Variance $$\mathbb VX$$ and mean $$\mathbb EX$$ of the population are often unknown

Usually we only have a small sample $$\vec x = (x_1,\cdots,x_n)$$

Assuming that all $$x_i$$ are taken from the same population and are mutually independent, what can we say about the sample mean and variance?

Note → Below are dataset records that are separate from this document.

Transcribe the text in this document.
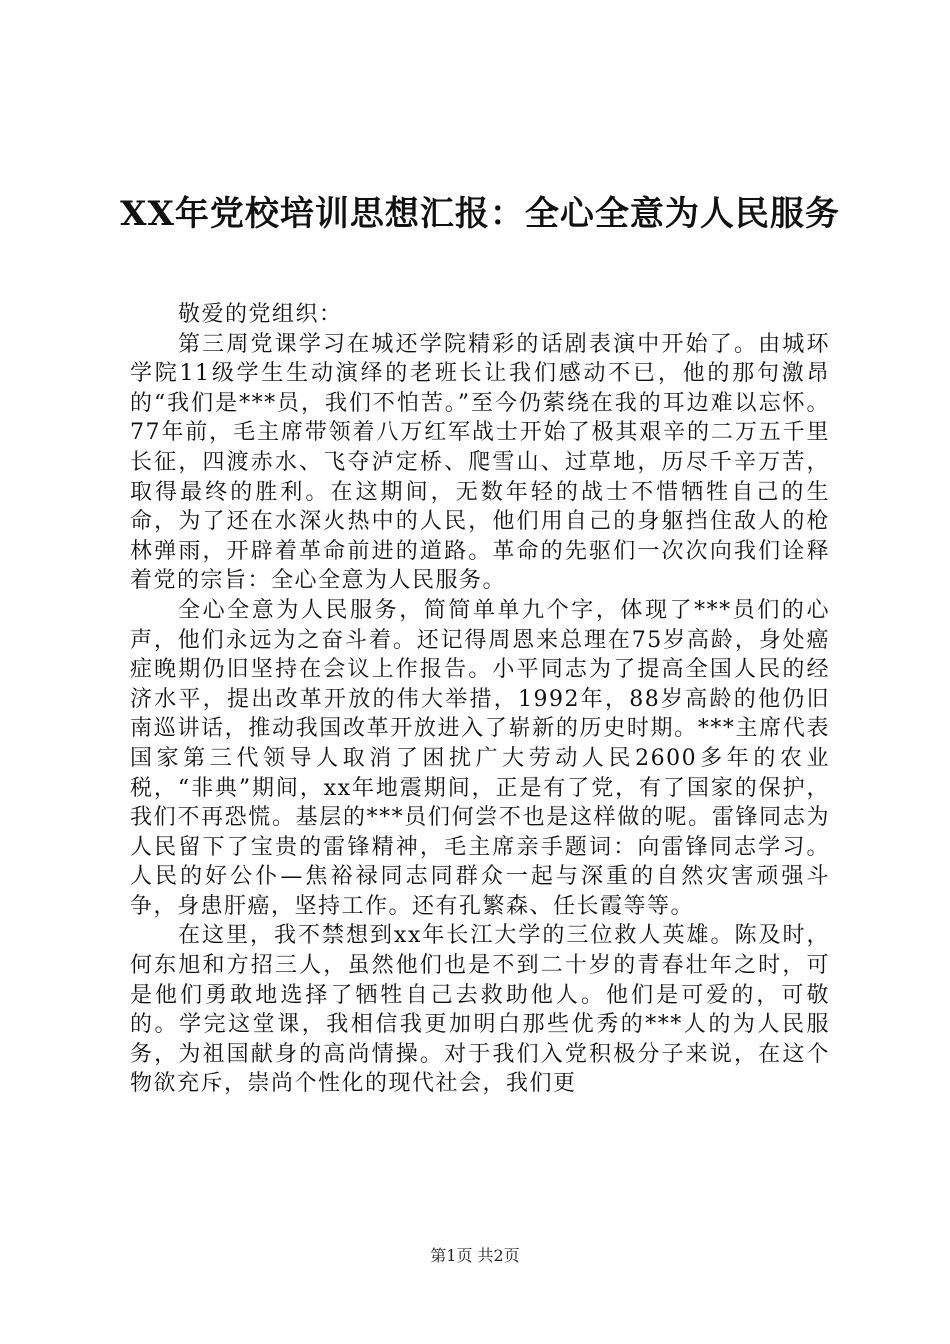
XX年党校培训思想汇报：全心全意为人民服务

敬爱的党组织：

第三周党课学习在城还学院精彩的话剧表演中开始了。由城环学院11级学生生动演绎的老班长让我们感动不已，他的那句激昂的“我们是***员，我们不怕苦。”至今仍萦绕在我的耳边难以忘怀。77年前，毛主席带领着八万红军战士开始了极其艰辛的二万五千里长征，四渡赤水、飞夺泸定桥、爬雪山、过草地，历尽千辛万苦，取得最终的胜利。在这期间，无数年轻的战士不惜牺牲自己的生命，为了还在水深火热中的人民，他们用自己的身躯挡住敌人的枪林弹雨，开辟着革命前进的道路。革命的先驱们一次次向我们诠释着党的宗旨：全心全意为人民服务。

全心全意为人民服务，简简单单九个字，体现了***员们的心声，他们永远为之奋斗着。还记得周恩来总理在75岁高龄，身处癌症晚期仍旧坚持在会议上作报告。小平同志为了提高全国人民的经济水平，提出改革开放的伟大举措，1992年，88岁高龄的他仍旧南巡讲话，推动我国改革开放进入了崭新的历史时期。***主席代表国家第三代领导人取消了困扰广大劳动人民2600多年的农业税，“非典”期间，xx年地震期间，正是有了党，有了国家的保护，我们不再恐慌。基层的***员们何尝不也是这样做的呢。雷锋同志为人民留下了宝贵的雷锋精神，毛主席亲手题词：向雷锋同志学习。人民的好公仆—焦裕禄同志同群众一起与深重的自然灾害顽强斗争，身患肝癌，坚持工作。还有孔繁森、任长霞等等。

在这里，我不禁想到xx年长江大学的三位救人英雄。陈及时，何东旭和方招三人，虽然他们也是不到二十岁的青春壮年之时，可是他们勇敢地选择了牺牲自己去救助他人。他们是可爱的，可敬的。学完这堂课，我相信我更加明白那些优秀的***人的为人民服务，为祖国献身的高尚情操。对于我们入党积极分子来说，在这个物欲充斥，崇尚个性化的现代社会，我们更

第1页 共2页
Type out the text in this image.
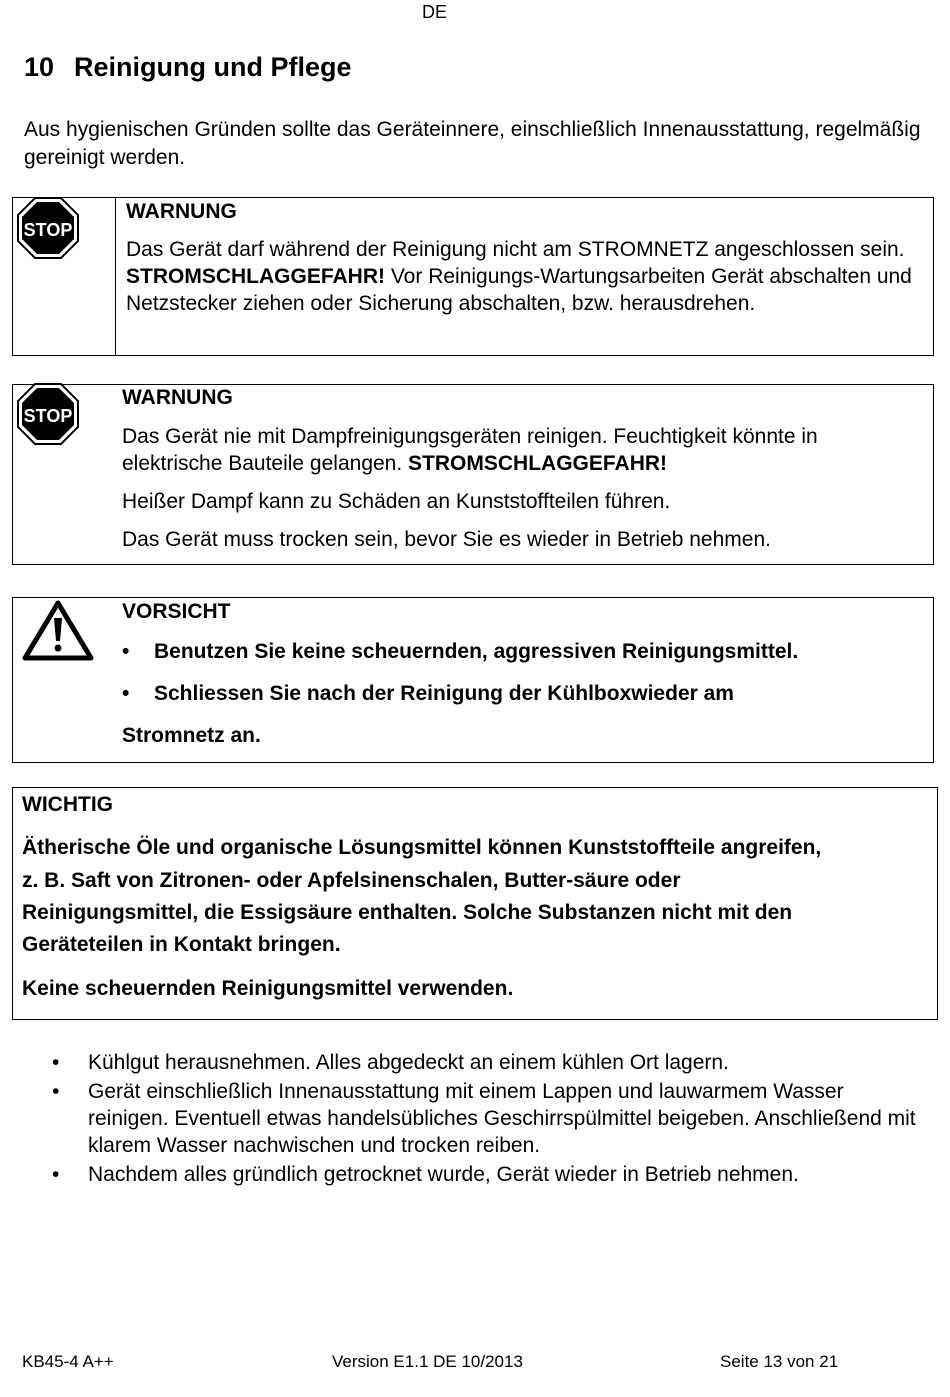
DE
10 Reinigung und Pflege
Aus hygienischen Gründen sollte das Geräteinnere, einschließlich Innenausstattung, regelmäßig gereinigt werden.
STOP
WARNUNG
Das Gerät darf während der Reinigung nicht am STROMNETZ angeschlossen sein. STROMSCHLAGGEFAHR! Vor Reinigungs-Wartungsarbeiten Gerät abschalten und Netzstecker ziehen oder Sicherung abschalten, bzw. herausdrehen.
STOP
WARNUNG
Das Gerät nie mit Dampfreinigungsgeräten reinigen. Feuchtigkeit könnte in elektrische Bauteile gelangen. STROMSCHLAGGEFAHR!
Heißer Dampf kann zu Schäden an Kunststoffteilen führen.
Das Gerät muss trocken sein, bevor Sie es wieder in Betrieb nehmen.
VORSICHT
• Benutzen Sie keine scheuernden, aggressiven Reinigungsmittel.
• Schliessen Sie nach der Reinigung der Kühlboxwieder am
Stromnetz an.
WICHTIG
Ätherische Öle und organische Lösungsmittel können Kunststoffteile angreifen,
z. B. Saft von Zitronen- oder Apfelsinenschalen, Butter-säure oder
Reinigungsmittel, die Essigsäure enthalten. Solche Substanzen nicht mit den
Geräteteilen in Kontakt bringen.
Keine scheuernden Reinigungsmittel verwenden.
• Kühlgut herausnehmen. Alles abgedeckt an einem kühlen Ort lagern.
• Gerät einschließlich Innenausstattung mit einem Lappen und lauwarmem Wasser reinigen. Eventuell etwas handelsübliches Geschirrspülmittel beigeben. Anschließend mit klarem Wasser nachwischen und trocken reiben.
• Nachdem alles gründlich getrocknet wurde, Gerät wieder in Betrieb nehmen.
KB45-4 A++	Version E1.1 DE 10/2013	Seite 13 von 21
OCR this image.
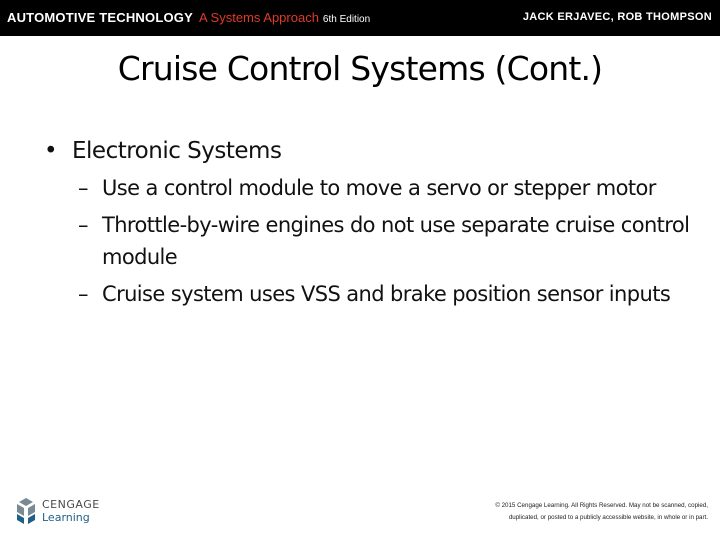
AUTOMOTIVE TECHNOLOGY A Systems Approach 6th Edition	JACK ERJAVEC, ROB THOMPSON
Cruise Control Systems (Cont.)
• Electronic Systems
– Use a control module to move a servo or stepper motor
– Throttle-by-wire engines do not use separate cruise control module
– Cruise system uses VSS and brake position sensor inputs
CENGAGE
Learning
© 2015 Cengage Learning. All Rights Reserved. May not be scanned, copied,
duplicated, or posted to a publicly accessible website, in whole or in part.
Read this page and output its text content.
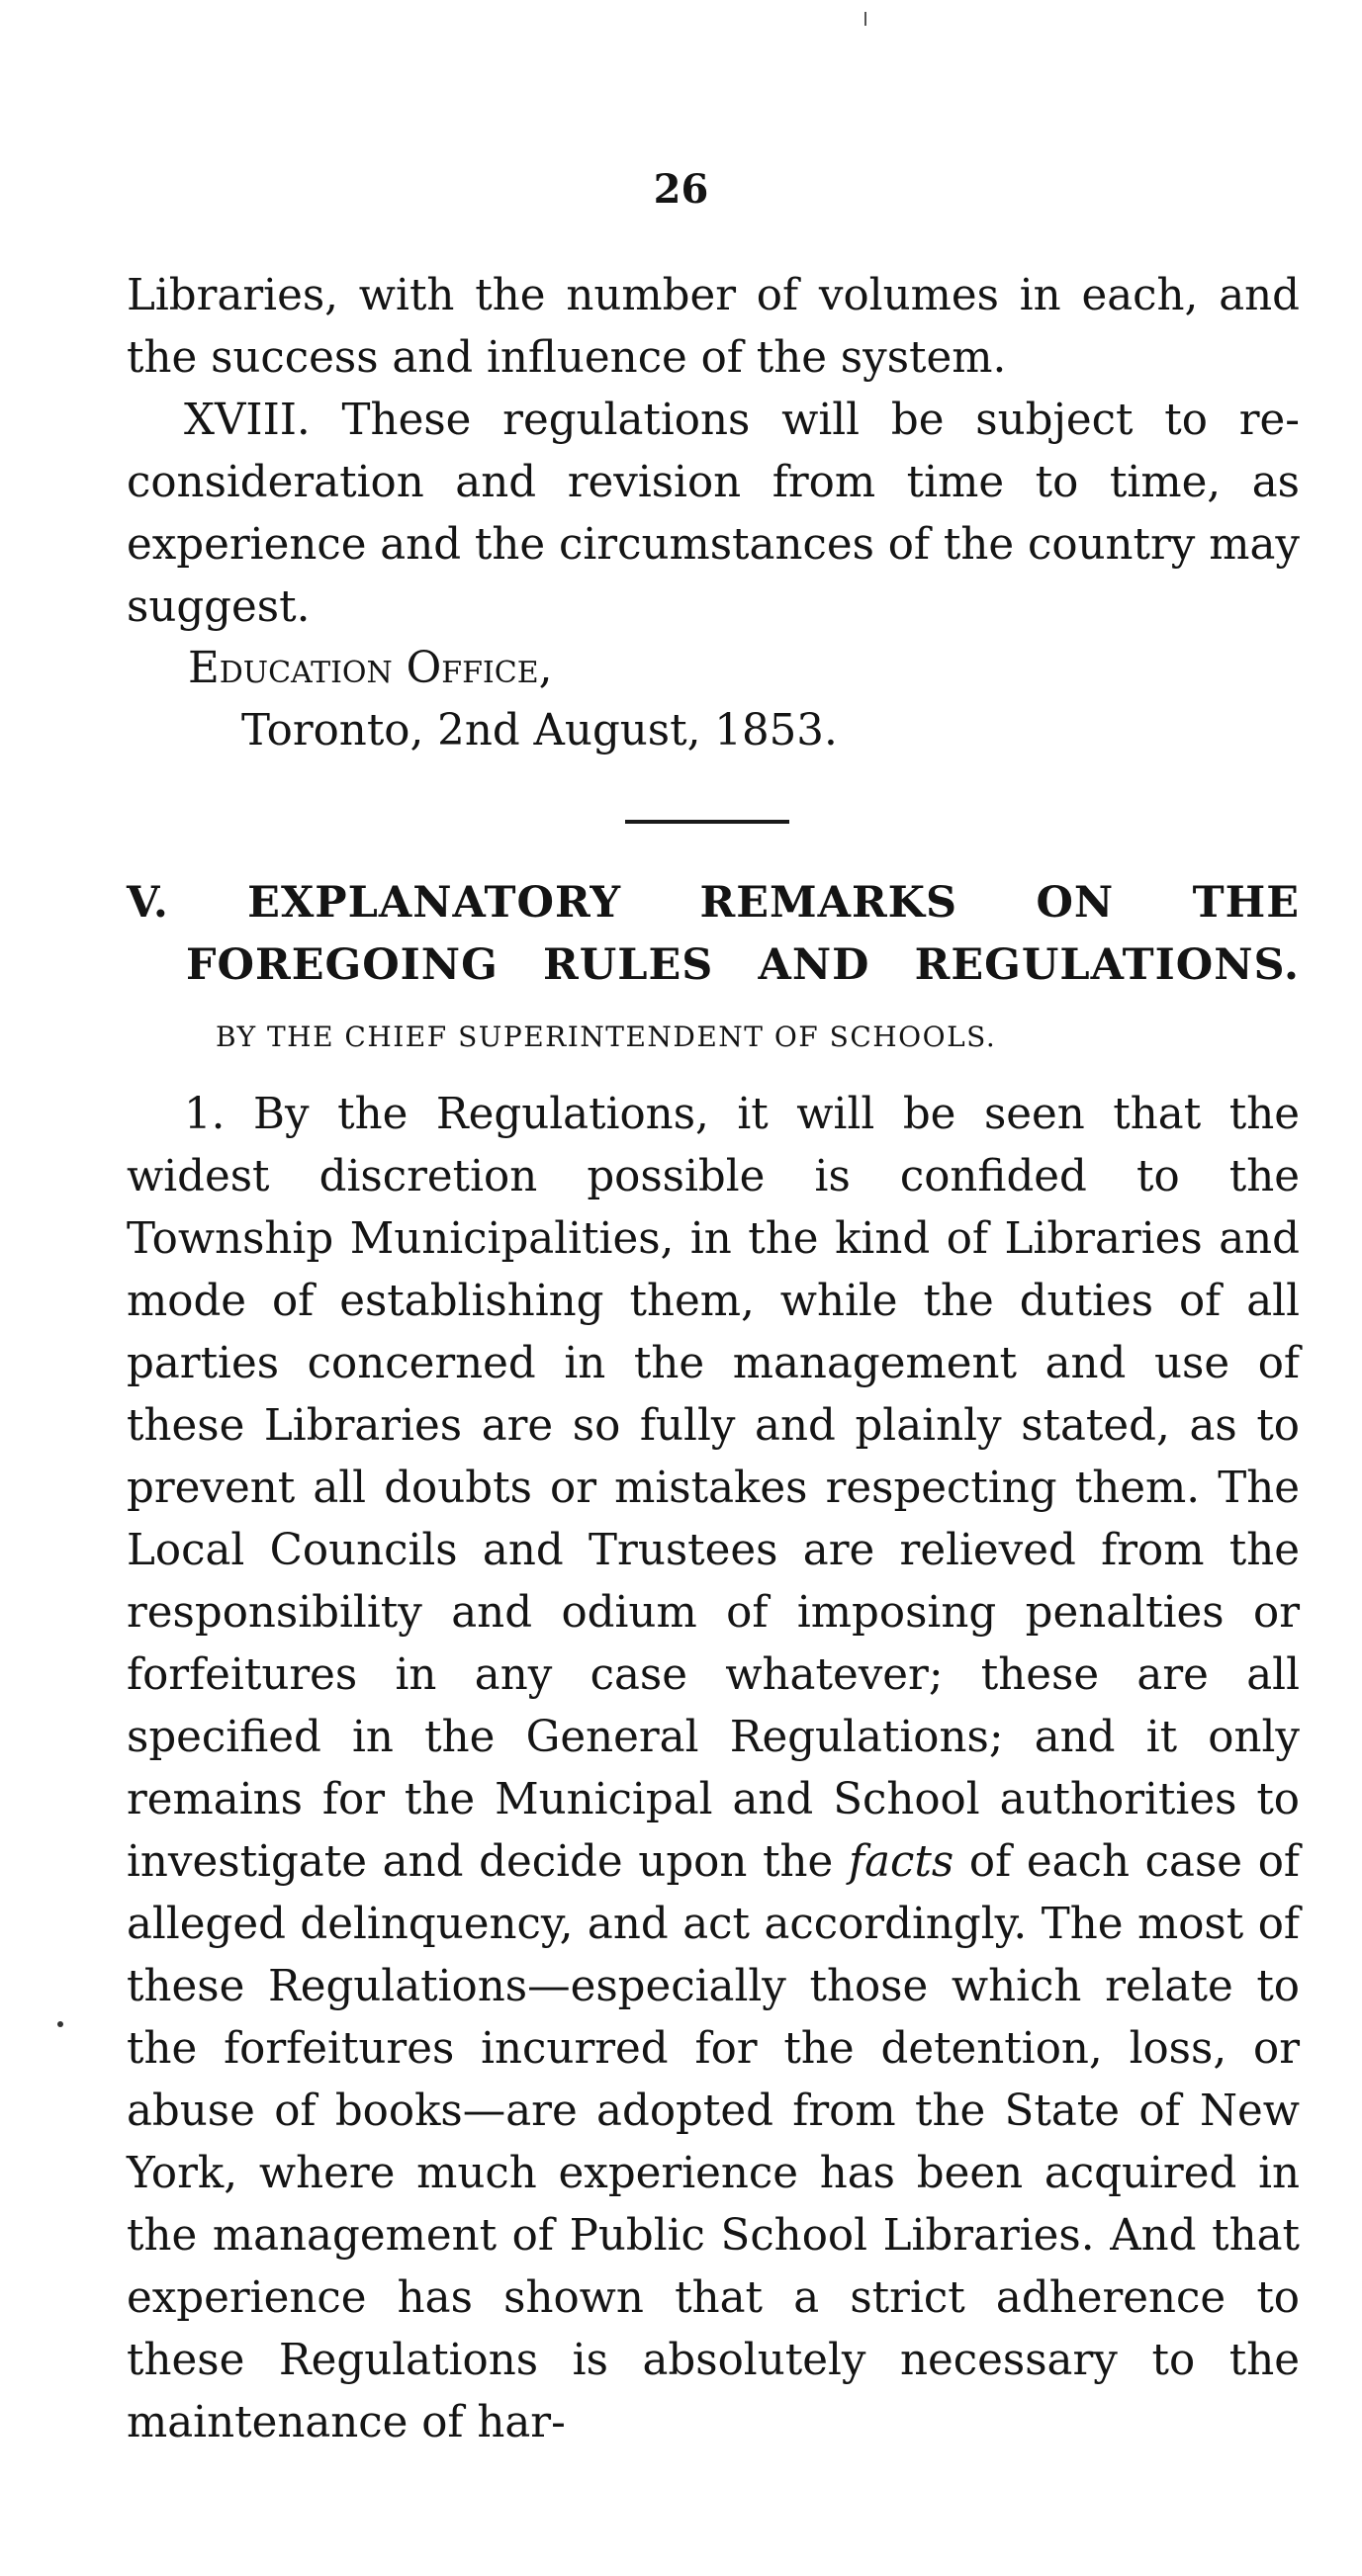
26

Libraries, with the number of volumes in each, and the success and influence of the system.

XVIII. These regulations will be subject to re-consideration and revision from time to time, as experience and the circumstances of the country may suggest.

Education Office,
Toronto, 2nd August, 1853.
V. EXPLANATORY REMARKS ON THE
FOREGOING RULES AND REGULATIONS.
BY THE CHIEF SUPERINTENDENT OF SCHOOLS.

1. By the Regulations, it will be seen that the widest discretion possible is confided to the Township Municipalities, in the kind of Libraries and mode of establishing them, while the duties of all parties concerned in the management and use of these Libraries are so fully and plainly stated, as to prevent all doubts or mistakes respecting them. The Local Councils and Trustees are relieved from the responsibility and odium of imposing penalties or forfeitures in any case whatever; these are all specified in the General Regulations; and it only remains for the Municipal and School authorities to investigate and decide upon the facts of each case of alleged delinquency, and act accordingly. The most of these Regulations—especially those which relate to the forfeitures incurred for the detention, loss, or abuse of books—are adopted from the State of New York, where much experience has been acquired in the management of Public School Libraries. And that experience has shown that a strict adherence to these Regulations is absolutely necessary to the maintenance of har-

## Expected value of sample variance

$\text{Var}(\vec x)=\frac{1}{n}\sum_i (x_i-\bar x)^2=\frac{1}{n}\sum_i x_i^2-\bar x^2$ therefore, since $$\mathbb E$$ is linear, $\mathbb E\text{Var}(\vec x)=\mathbb E\left(\frac{1}{n}\sum_i x_i^2-\frac{1}{n^2}(\sum_i x_i)^2\right)=\frac{1}{n}\mathbb E\sum_i x_i^2-\frac{1}{n^2}\mathbb E (\sum_i x_i)^2$

Now in the first part we have $\mathbb E\sum_i x_i^2 =\sum_i\mathbb E x_i^2=n\mathbb E X^2$

## Second part

We can simplify the second part as $(\sum_i x_i)^2=(\sum_i x_i)(\sum_j x_j)=\sum_i \sum_j x_i x_j$ therefore $\mathbb E (\sum_i x_i)^2=\sum_i \sum_j \mathbb E x_i x_j=\sum_i \sum_j \mathbb E (X^2)[i=j] + (\mathbb E X)^2 [i\not=j]$ $\mathbb E (\sum_i x_i)^2= n \mathbb E (X^2) + n(n-1)(\mathbb E X)^2$

## Putting it all together

$\mathbb E\text{Var}(\vec x)=\frac{1}{n}n\mathbb E X^2-\frac{1}{n^2}(n \mathbb E (X^2) + n(n-1)(\mathbb E X)^2)$ $\mathbb E\text{Var}(\vec x)=\frac{1}{n}\left((n-1)\mathbb E X^2-(n-1)(\mathbb E X)^2\right)$ $\mathbb E\text{Var}(\vec x)=\frac{n-1}{n}(\mathbb E X^2-(\mathbb E X)^2)=\frac{n-1}{n}\mathbb VX$

## Sample variance is biased

If we want to estimate the mean $$\mathbb EX$$ of a population we can use the sample mean $$\bar x$$

But if we want to estimate the variance $$\mathbb VX$$ of a population we cannot use the sample variance $$\text{Var}(x)$$

Instead we have to use an estimator $\hat{\mathbb V}(X) = \frac{1}{n-1}\sum_i(x_i-\bar x)^2$

## In summary

• When experiments produce numbers we can calculate average and variance
• The population has a fixed mean and variance, even if we do not know their values
• If we have an i.i.d sample we can estimate the population mean with the sample mean
• The sample mean is probably close to the population mean, independent of the probability distribution
• If the sample is 4 times bigger, the sample mean is 2 times closer to the population mean
• The sample variance is not a good estimation of the population variance. We use a different formula in that case.